I was experiencing growing pains — ushering in another phase that can’t be tied to a specific age range. I had no idea why I felt and seemed so out of order. Now I know the feeling exactly. When I start becoming restless within, I step back from the crowd and lean more into myself. I interrogate myself: what am I feeling? What triggered this? Who triggered this? I can’t plan my life around that. I have to tune in and listen.

The Benefits of a Personal New Year

Even if your birthday lands on or near the first of the year, I recommend, checking in with yourself. What are you working on? What do you want to accomplish? How do you want to live? What do you want your life to feel like? Your personal new year sets a tone that is completely separate from everyone else’s resolutions and the collective stress of trying to be your best self in the first few months of the new year. Nothing outside of you can ever be tailor-made for you. Only you can do that.

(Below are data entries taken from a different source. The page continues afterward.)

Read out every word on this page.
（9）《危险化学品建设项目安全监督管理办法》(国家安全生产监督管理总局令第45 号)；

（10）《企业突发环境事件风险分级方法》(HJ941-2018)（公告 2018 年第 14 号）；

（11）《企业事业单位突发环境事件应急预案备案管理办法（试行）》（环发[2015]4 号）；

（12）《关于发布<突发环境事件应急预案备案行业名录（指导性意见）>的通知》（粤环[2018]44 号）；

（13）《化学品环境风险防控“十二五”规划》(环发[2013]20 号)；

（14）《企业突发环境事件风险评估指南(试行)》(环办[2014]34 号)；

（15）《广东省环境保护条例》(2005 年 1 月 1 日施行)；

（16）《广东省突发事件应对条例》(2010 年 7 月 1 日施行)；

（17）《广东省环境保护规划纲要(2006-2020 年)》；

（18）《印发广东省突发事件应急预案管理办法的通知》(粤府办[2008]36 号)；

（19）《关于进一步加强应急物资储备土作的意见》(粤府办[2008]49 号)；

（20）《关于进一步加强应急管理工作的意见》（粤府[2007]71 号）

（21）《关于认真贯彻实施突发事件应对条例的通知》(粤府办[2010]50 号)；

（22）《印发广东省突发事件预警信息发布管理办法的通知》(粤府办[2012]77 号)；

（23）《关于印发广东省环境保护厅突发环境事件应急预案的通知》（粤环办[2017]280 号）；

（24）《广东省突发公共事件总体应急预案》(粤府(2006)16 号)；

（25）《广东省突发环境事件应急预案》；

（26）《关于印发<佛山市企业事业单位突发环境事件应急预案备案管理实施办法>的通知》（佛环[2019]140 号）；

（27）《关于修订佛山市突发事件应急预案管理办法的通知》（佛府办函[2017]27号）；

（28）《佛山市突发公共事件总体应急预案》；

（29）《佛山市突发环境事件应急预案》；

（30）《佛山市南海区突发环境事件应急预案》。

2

So here I am at the beginning of my personal new year and things look okay. I am a woman, so of course there are always questions from the outside, and sometimes the inside too if I’m honest, about when I’ll settle down and get married, have children. Just yesterday, a beloved family member reminded me, “you don’t have much time.” I love her, so no hard feelings. She means well. Also, that’s reason number 923 to set your own goals, to survey your own life, and to mark your milestones based on what they mean to you. My personal new year allows me the space to step away from what I should have done the previous year and what must happen this year, into a more organic engagement with myself on what is right for me and me alone.